I can do this for one variable by pd.concat the array to the data frame, but not for many (10 or more) variables
I don’t understand this exactly. Are you thinking that OneHotEncoder can only be applied to a single column at a time rather than the entire dataframe, so you have to pd.concat the encoded columns back together and that such concatenation is too much extra code to write? This reminds me of a trick using reduce
and pd.concat
to conveniently concatenate dataframes by column. Forgot where the source article is but you can try to implement it as an exercise.
How about using pd.get_dummies? https://pandas.pydata.org/pandas-docs/stable/reference/api/pandas.get_dummies.html
It allows you to work on the entire dataframe rather than feed in column by column. It leaves numerical columns alone while OHE categorical columns.
df = pd.DataFrame({'A': ['a', 'b', 'a'], 'B': ['b', 'a', 'c'],
'C': [1, 2, 3]})
df
pd.get_dummies(df)
pd.get_dummies(df) # Column C is left alone when other columns have strings
pd.get_dummies(df['C']) # Column C is OHE when it's the only column used
You can invert a specific single column (before OHE) from get_dummies by boolean indexing with 2D mask to generate NaN so stack()
can throw them away.
df = pd.DataFrame({'A': ['a', 'b', 'a'], 'B': ['b', 'a', 'c'],
'C': [1, 2, 3]})
df.A
encoded = pd.get_dummies(df.A)
encoded
encoded[encoded==1].stack().reset_index().drop([0,'level_0'],1)
Similarly to pd.get_dummies
, OneHotEncoder allows working on entire dataframe at once, difference being OneHotEncoder does not leave that numerical column alone now.

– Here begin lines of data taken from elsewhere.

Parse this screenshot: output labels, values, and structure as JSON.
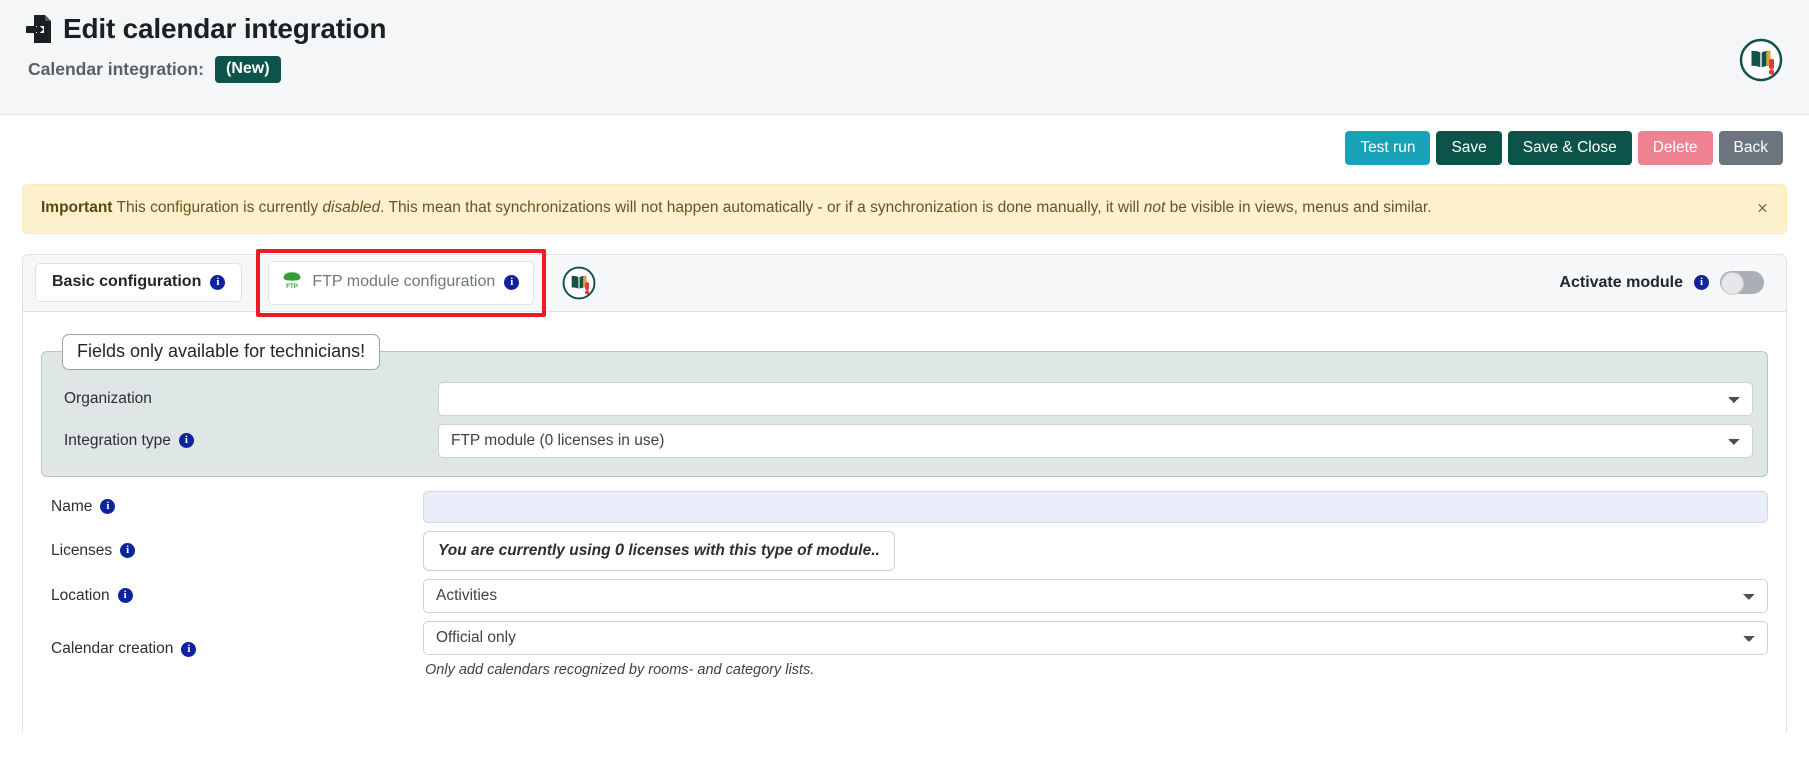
{
  "header": {
    "title": "Edit calendar integration",
    "title_icon": "document-import-icon",
    "subtitle_label": "Calendar integration:",
    "badge": "(New)",
    "book_icon": "book-alert-icon"
  },
  "toolbar": {
    "test_run": "Test run",
    "save": "Save",
    "save_close": "Save & Close",
    "delete": "Delete",
    "back": "Back",
    "colors": {
      "test_run": "#17a2b8",
      "save": "#0c5449",
      "save_close": "#0c5449",
      "delete": "#ee8291",
      "back": "#6c757d"
    }
  },
  "alert": {
    "strong": "Important",
    "part1": " This configuration is currently ",
    "em1": "disabled",
    "part2": ". This mean that synchronizations will not happen automatically - or if a synchronization is done manually, it will ",
    "em2": "not",
    "part3": " be visible in views, menus and similar.",
    "close": "×",
    "background": "#fdf0cd"
  },
  "tabs": {
    "basic": "Basic configuration",
    "ftp": "FTP module configuration",
    "ftp_icon": "ftp-cloud-icon",
    "book_icon": "book-alert-icon",
    "highlight_color": "#ed1c24",
    "activate_label": "Activate module",
    "toggle_state": "off"
  },
  "fieldset": {
    "legend": "Fields only available for technicians!",
    "rows": [
      {
        "label": "Organization",
        "has_info": false,
        "value": ""
      },
      {
        "label": "Integration type",
        "has_info": true,
        "value": "FTP module (0 licenses in use)"
      }
    ]
  },
  "form": {
    "name": {
      "label": "Name",
      "value": ""
    },
    "licenses": {
      "label": "Licenses",
      "note_a": "You are currently using ",
      "note_count": "0",
      "note_b": " licenses with this type of module.."
    },
    "location": {
      "label": "Location",
      "value": "Activities"
    },
    "calendar_creation": {
      "label": "Calendar creation",
      "value": "Official only",
      "help": "Only add calendars recognized by rooms- and category lists."
    }
  }
}
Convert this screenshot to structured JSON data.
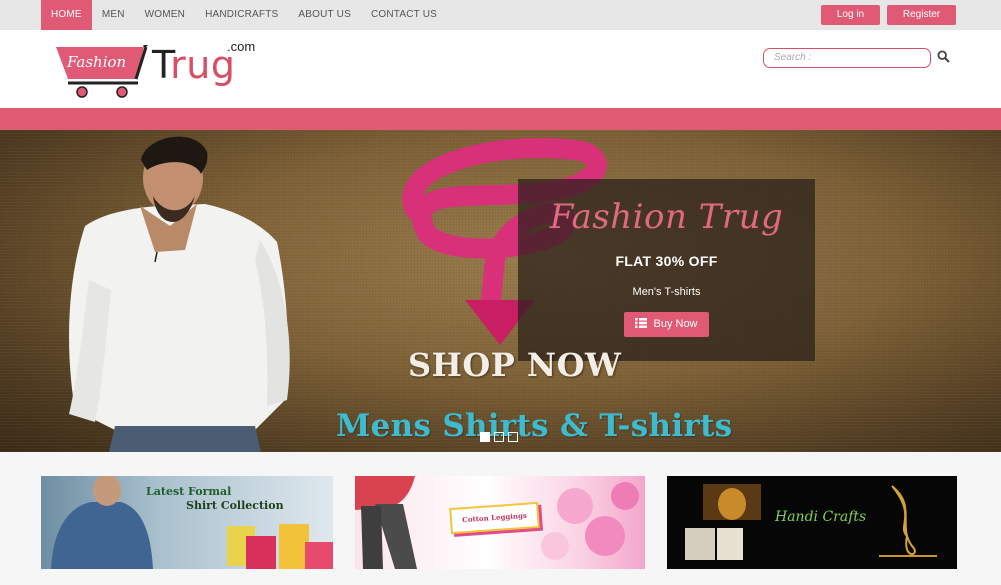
{
  "topnav": {
    "items": [
      {
        "label": "HOME",
        "active": true
      },
      {
        "label": "MEN"
      },
      {
        "label": "WOMEN"
      },
      {
        "label": "HANDICRAFTS"
      },
      {
        "label": "ABOUT US"
      },
      {
        "label": "CONTACT US"
      }
    ],
    "login_label": "Log in",
    "register_label": "Register"
  },
  "header": {
    "logo": {
      "fashion": "Fashion",
      "trug_t": "T",
      "trug_rest": "rug",
      "dotcom": ".com"
    },
    "search": {
      "placeholder": "Search :",
      "icon": "search-icon"
    }
  },
  "hero": {
    "caption": {
      "brand": "Fashion Trug",
      "offer": "FLAT 30% OFF",
      "subtitle": "Men's T-shirts",
      "button_label": "Buy Now",
      "button_icon": "list-icon"
    },
    "image_text": {
      "shop_now": "SHOP NOW",
      "mens_line": "Mens Shirts & T-shirts"
    },
    "slides": 3,
    "active_slide": 0
  },
  "cards": [
    {
      "line1": "Latest Formal",
      "line2": "Shirt Collection"
    },
    {
      "tag": "Cotton Leggings"
    },
    {
      "title": "Handi Crafts"
    }
  ],
  "colors": {
    "accent": "#e05a76",
    "band": "#df5b72",
    "nav_bg": "#e7e7e7"
  }
}
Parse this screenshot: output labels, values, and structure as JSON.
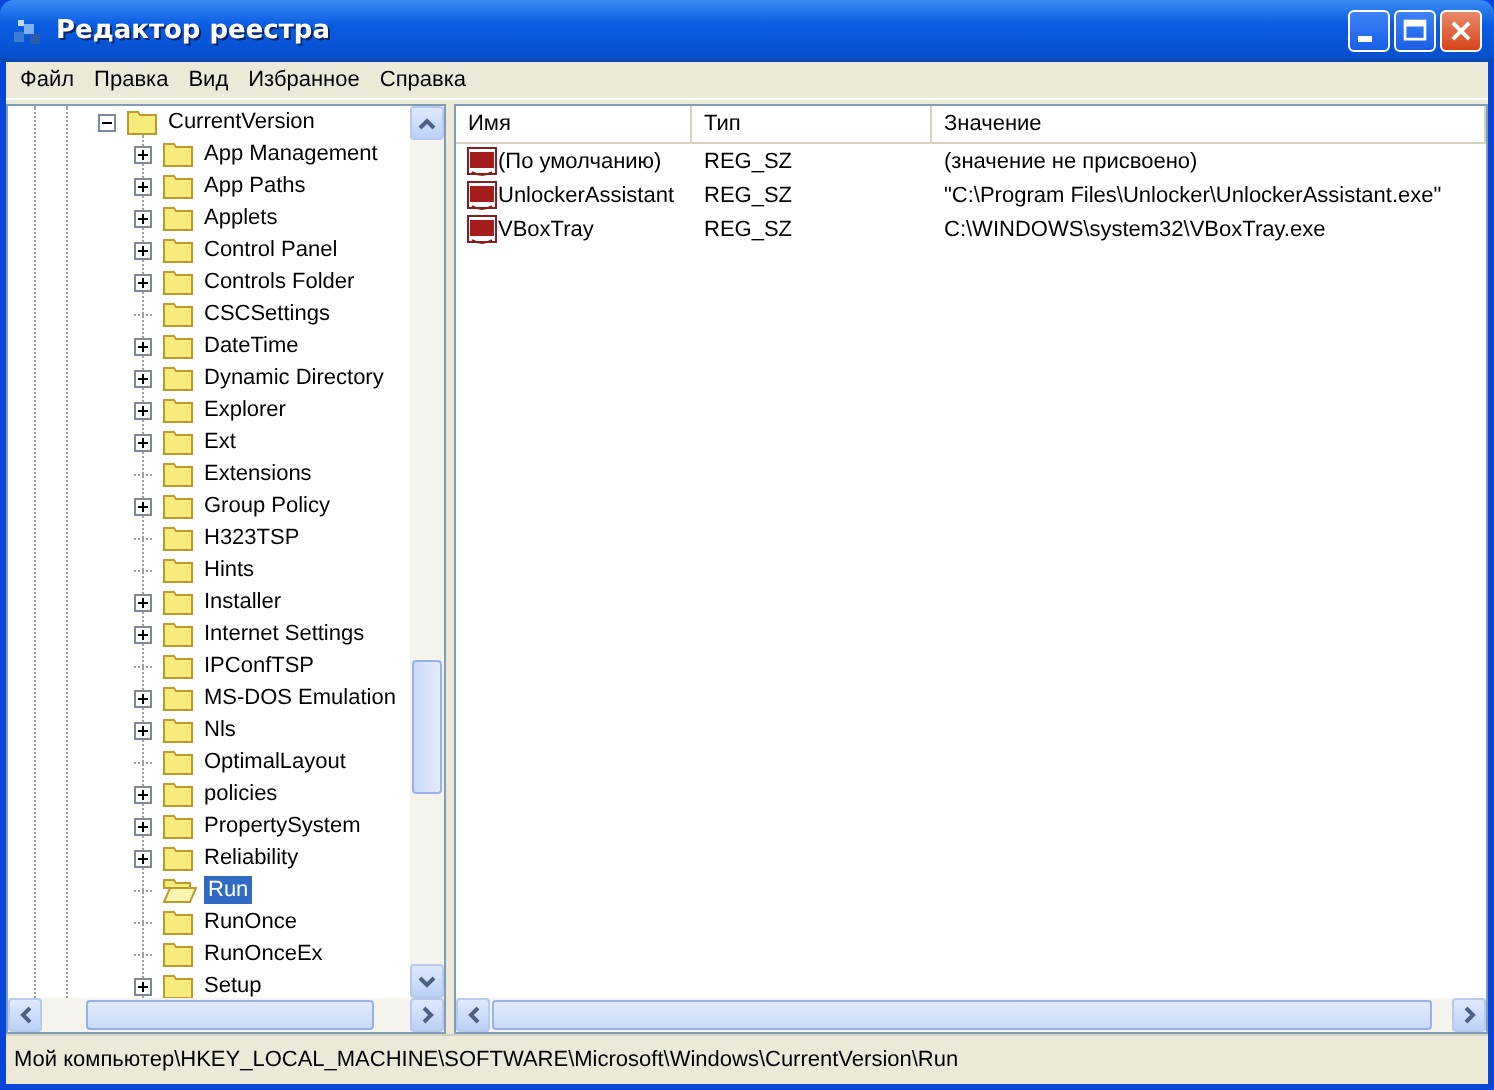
{
  "window": {
    "title": "Редактор реестра"
  },
  "menu": [
    "Файл",
    "Правка",
    "Вид",
    "Избранное",
    "Справка"
  ],
  "tree": {
    "label": "CurrentVersion",
    "expanded": true,
    "selected": false,
    "children": [
      {
        "label": "App Management",
        "expandable": true,
        "selected": false
      },
      {
        "label": "App Paths",
        "expandable": true,
        "selected": false
      },
      {
        "label": "Applets",
        "expandable": true,
        "selected": false
      },
      {
        "label": "Control Panel",
        "expandable": true,
        "selected": false
      },
      {
        "label": "Controls Folder",
        "expandable": true,
        "selected": false
      },
      {
        "label": "CSCSettings",
        "expandable": false,
        "selected": false
      },
      {
        "label": "DateTime",
        "expandable": true,
        "selected": false
      },
      {
        "label": "Dynamic Directory",
        "expandable": true,
        "selected": false
      },
      {
        "label": "Explorer",
        "expandable": true,
        "selected": false
      },
      {
        "label": "Ext",
        "expandable": true,
        "selected": false
      },
      {
        "label": "Extensions",
        "expandable": false,
        "selected": false
      },
      {
        "label": "Group Policy",
        "expandable": true,
        "selected": false
      },
      {
        "label": "H323TSP",
        "expandable": false,
        "selected": false
      },
      {
        "label": "Hints",
        "expandable": false,
        "selected": false
      },
      {
        "label": "Installer",
        "expandable": true,
        "selected": false
      },
      {
        "label": "Internet Settings",
        "expandable": true,
        "selected": false
      },
      {
        "label": "IPConfTSP",
        "expandable": false,
        "selected": false
      },
      {
        "label": "MS-DOS Emulation",
        "expandable": true,
        "selected": false
      },
      {
        "label": "Nls",
        "expandable": true,
        "selected": false
      },
      {
        "label": "OptimalLayout",
        "expandable": false,
        "selected": false
      },
      {
        "label": "policies",
        "expandable": true,
        "selected": false
      },
      {
        "label": "PropertySystem",
        "expandable": true,
        "selected": false
      },
      {
        "label": "Reliability",
        "expandable": true,
        "selected": false
      },
      {
        "label": "Run",
        "expandable": false,
        "selected": true
      },
      {
        "label": "RunOnce",
        "expandable": false,
        "selected": false
      },
      {
        "label": "RunOnceEx",
        "expandable": false,
        "selected": false
      },
      {
        "label": "Setup",
        "expandable": true,
        "selected": false
      }
    ]
  },
  "table": {
    "columns": [
      "Имя",
      "Тип",
      "Значение"
    ],
    "rows": [
      {
        "name": "(По умолчанию)",
        "type": "REG_SZ",
        "value": "(значение не присвоено)"
      },
      {
        "name": "UnlockerAssistant",
        "type": "REG_SZ",
        "value": "\"C:\\Program Files\\Unlocker\\UnlockerAssistant.exe\""
      },
      {
        "name": "VBoxTray",
        "type": "REG_SZ",
        "value": "C:\\WINDOWS\\system32\\VBoxTray.exe"
      }
    ]
  },
  "status_bar": "Мой компьютер\\HKEY_LOCAL_MACHINE\\SOFTWARE\\Microsoft\\Windows\\CurrentVersion\\Run"
}
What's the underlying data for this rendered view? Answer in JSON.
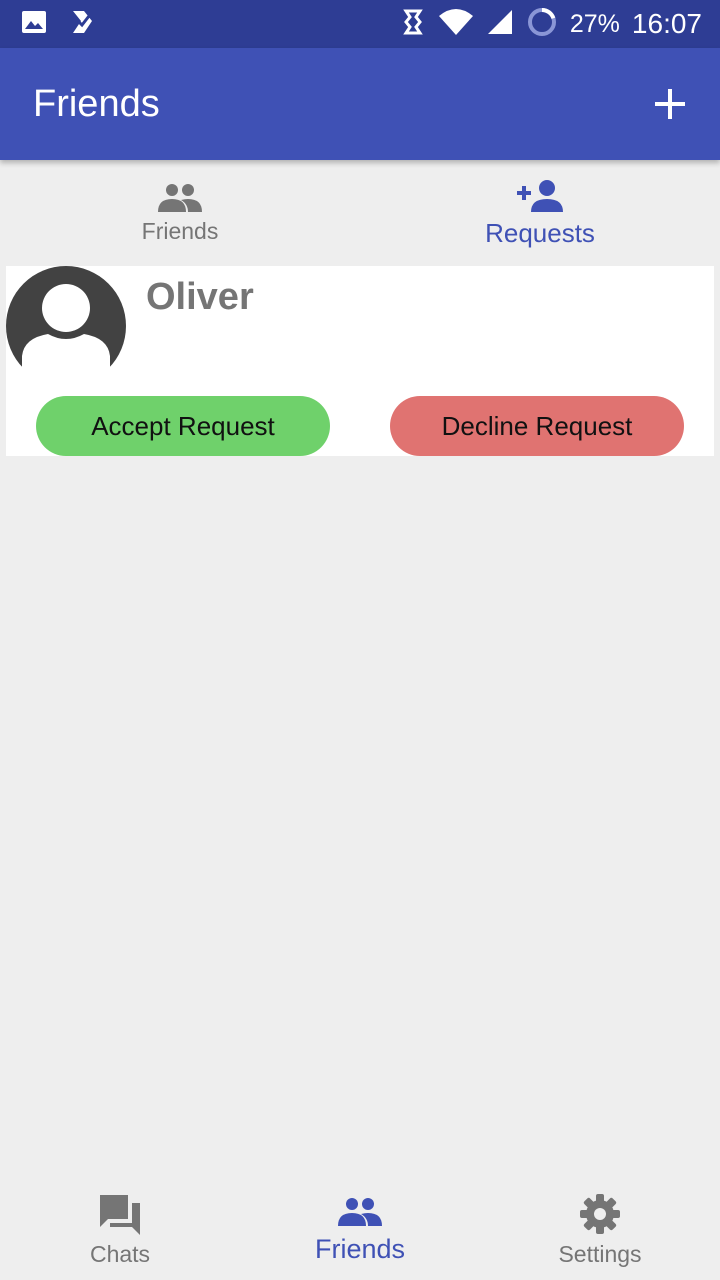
{
  "status_bar": {
    "battery": "27%",
    "time": "16:07"
  },
  "app_bar": {
    "title": "Friends",
    "add_icon": "plus-icon"
  },
  "top_tabs": [
    {
      "label": "Friends",
      "icon": "people-icon",
      "active": false
    },
    {
      "label": "Requests",
      "icon": "person-add-icon",
      "active": true
    }
  ],
  "request": {
    "name": "Oliver",
    "accept_label": "Accept Request",
    "decline_label": "Decline Request"
  },
  "bottom_nav": [
    {
      "label": "Chats",
      "icon": "chat-icon",
      "active": false
    },
    {
      "label": "Friends",
      "icon": "people-icon",
      "active": true
    },
    {
      "label": "Settings",
      "icon": "gear-icon",
      "active": false
    }
  ],
  "colors": {
    "primary": "#3f51b5",
    "status_bar": "#2e3d94",
    "accept": "#6fd16b",
    "decline": "#e07371",
    "background": "#eeeeee"
  }
}
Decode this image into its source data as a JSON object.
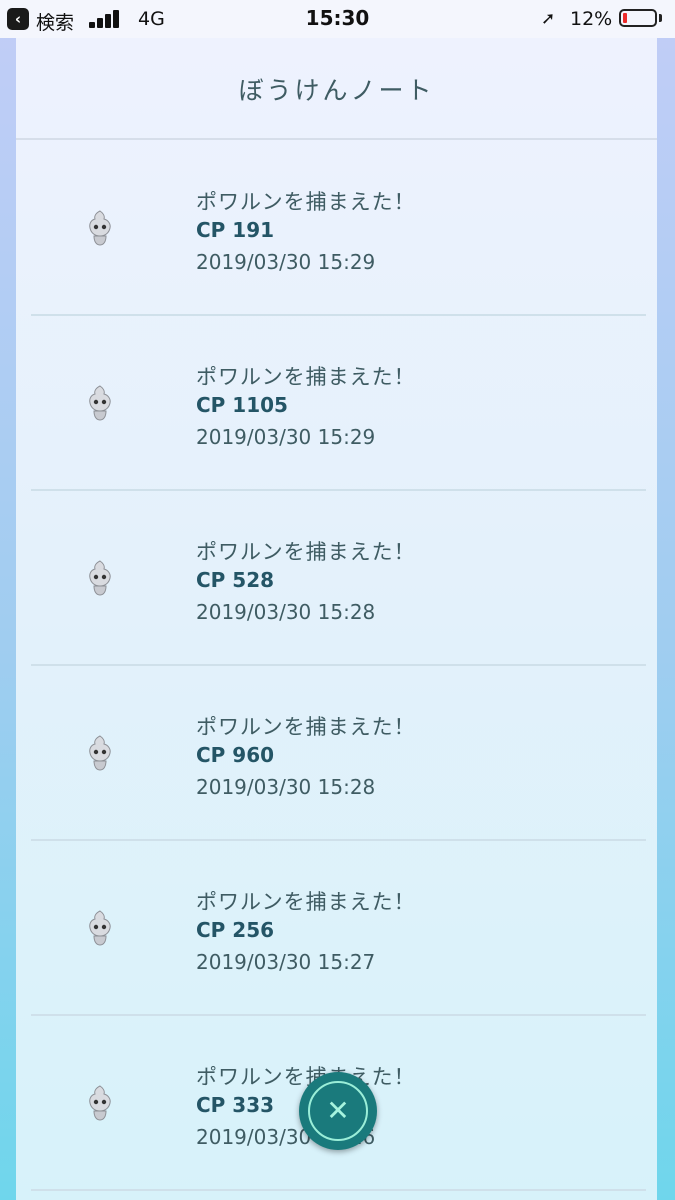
{
  "status_bar": {
    "back_label": "検索",
    "network": "4G",
    "time": "15:30",
    "battery_percent_label": "12%",
    "battery_level": 0.12,
    "battery_color": "#ec2b2b"
  },
  "header": {
    "title": "ぼうけんノート"
  },
  "entries": [
    {
      "title": "ポワルンを捕まえた！",
      "cp": "CP 191",
      "date": "2019/03/30 15:29",
      "icon": "castform-icon"
    },
    {
      "title": "ポワルンを捕まえた！",
      "cp": "CP 1105",
      "date": "2019/03/30 15:29",
      "icon": "castform-icon"
    },
    {
      "title": "ポワルンを捕まえた！",
      "cp": "CP 528",
      "date": "2019/03/30 15:28",
      "icon": "castform-icon"
    },
    {
      "title": "ポワルンを捕まえた！",
      "cp": "CP 960",
      "date": "2019/03/30 15:28",
      "icon": "castform-icon"
    },
    {
      "title": "ポワルンを捕まえた！",
      "cp": "CP 256",
      "date": "2019/03/30 15:27",
      "icon": "castform-icon"
    },
    {
      "title": "ポワルンを捕まえた！",
      "cp": "CP 333",
      "date": "2019/03/30 15:26",
      "icon": "castform-icon"
    }
  ],
  "close_button": {
    "icon": "close-icon",
    "glyph": "✕"
  }
}
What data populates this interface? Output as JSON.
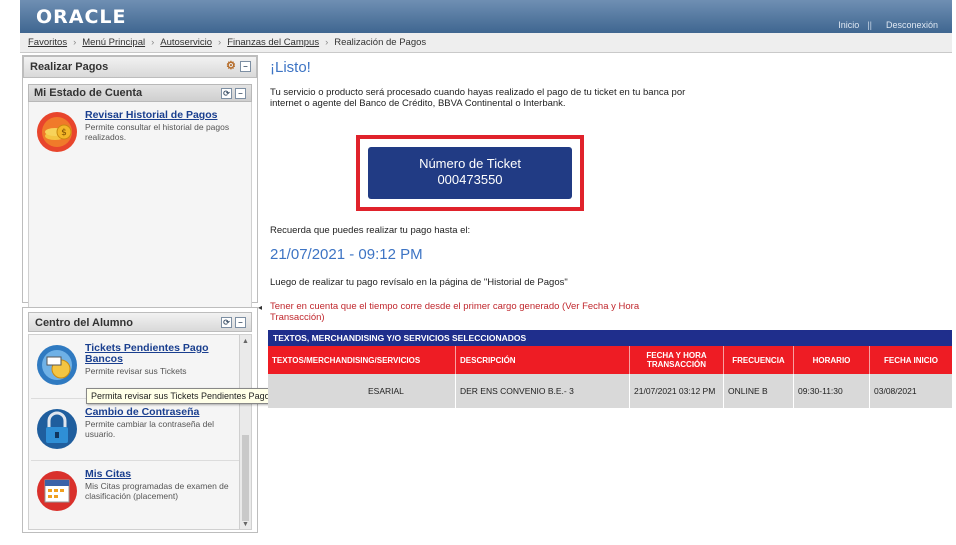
{
  "header": {
    "logo": "ORACLE",
    "links": [
      "Inicio",
      "Desconexión"
    ]
  },
  "breadcrumb": [
    "Favoritos",
    "Menú Principal",
    "Autoservicio",
    "Finanzas del Campus",
    "Realización de Pagos"
  ],
  "left": {
    "panel_title": "Realizar Pagos",
    "estado": {
      "title": "Mi Estado de Cuenta",
      "items": [
        {
          "link": "Revisar Historial de Pagos",
          "desc": "Permite consultar el historial de pagos realizados."
        }
      ]
    },
    "centro": {
      "title": "Centro del Alumno",
      "items": [
        {
          "link": "Tickets Pendientes Pago Bancos",
          "desc": "Permite revisar sus Tickets"
        },
        {
          "link": "Cambio de Contraseña",
          "desc": "Permite cambiar la contraseña del usuario."
        },
        {
          "link": "Mis Citas",
          "desc": "Mis Citas programadas de examen de clasificación (placement)"
        }
      ]
    },
    "tooltip": "Permita revisar sus Tickets Pendientes Pago en Bancos."
  },
  "main": {
    "title": "¡Listo!",
    "intro": "Tu servicio o producto será procesado cuando hayas realizado el pago de tu ticket en tu banca por internet o agente del Banco de Crédito, BBVA Continental o Interbank.",
    "ticket_label": "Número de Ticket",
    "ticket_number": "000473550",
    "recuerda": "Recuerda que puedes realizar tu pago hasta el:",
    "deadline": "21/07/2021 - 09:12 PM",
    "luego": "Luego de realizar tu pago revísalo en la página de \"Historial de Pagos\"",
    "warning": "Tener en cuenta que el tiempo corre desde el primer cargo generado (Ver Fecha y Hora Transacción)"
  },
  "table": {
    "title": "TEXTOS, MERCHANDISING Y/O SERVICIOS SELECCIONADOS",
    "headers": [
      "TEXTOS/MERCHANDISING/SERVICIOS",
      "DESCRIPCIÓN",
      "FECHA Y HORA TRANSACCIÓN",
      "FRECUENCIA",
      "HORARIO",
      "FECHA INICIO"
    ],
    "rows": [
      [
        "ESARIAL",
        "DER ENS CONVENIO B.E.- 3",
        "21/07/2021 03:12 PM",
        "ONLINE B",
        "09:30-11:30",
        "03/08/2021"
      ]
    ]
  },
  "colors": {
    "header_blue": "#3f6690",
    "ticket_button": "#213b84",
    "highlight_red": "#e0222b",
    "table_title": "#1f2e8c",
    "table_header": "#ee1c24",
    "accent_text": "#3d74c4",
    "warning_text": "#c0272d"
  }
}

df = pd.DataFrame({'A': ['a', 'b', 'a'], 'B': ['b', 'a', 'c'],
'C': [1, 2, 3]})
df
onehot_encoder.fit_transform(df)
onehot_encoder.categories_
ohe = OneHotEncoder(categories=[['a','b'],['a','b','c'],[1,2,3]])
ohe.fit_transform(df).todense()
# Removing 1 category for column B
ohe = OneHotEncoder(categories=[['a','b'],['a','b'],[1,2,3]],handle_unknown='ignore') # middle 3 cols for ohe column B shrunk to 2
ohe.fit_transform(df).todense()
# Adding extra category
ohe = OneHotEncoder(categories=[['a','b'],['a','b','c','d'],[1,2,3]])
transformed = ohe.fit_transform(df).todense()
transformed
ohe.inverse_transform(transformed)
With attribute categories_
, you can see how what encoder is working with, and with inverse_transform()
you can recover the original predictors. (albeit losing column labels)
How does one feed the encoded data into a machine learning model?
Don’t exactly understand what’s the problem with this too.
All the sklearn algorithms have a fit
or fit_predict
method where you can throw in the 2D encoded data to train the models.
Especially now that you cant interpret the data or find which column to use as Label Column
The label column should be clearly defined by the modeler and placed into a separate data structure from the predictor columns before feeding into models for training so there should be no issue of not being able to identify the label column? For encoding of labels, there is LabelBinarizer: https://scikit-learn.org/stable/modules/generated/sklearn.preprocessing.LabelBinarizer.html
and MultiLabelBinarizer: https://scikit-learn.org/stable/modules/generated/sklearn.preprocessing.MultiLabelBinarizer.html
Both are convenience functions that apply the LabelEncoder–>OneHotEncoder pipeline in a single step. You can of course use OneHotEncoder for the labels too. However, the reverse(using LabelBinarizer/MultiLabelBinarizer) for the predictor columns to substitute OneHotEncoder requires that all the columns have the same type (all str or all numerical).
All of the LabelEncoder, OneHotEncoder, LabelBinarizer, MultiLabelBinarizer have inverse_transform
methods to recover the string names before encoding. LabelBinarizer’s inverse_transform
even accepts predicted probabilities so you can pipe the output of a linear model’s decision_function method directly as the input of inverse_transform (Great feature!)
If i remember right, sklearn api used to not be able to one hot encode strings directly, so a labelencoding step to turn strings to integers is first required, but now it can go straight from string to one hot encoded form.
Please help me clarify your question so i can give a more directed answer.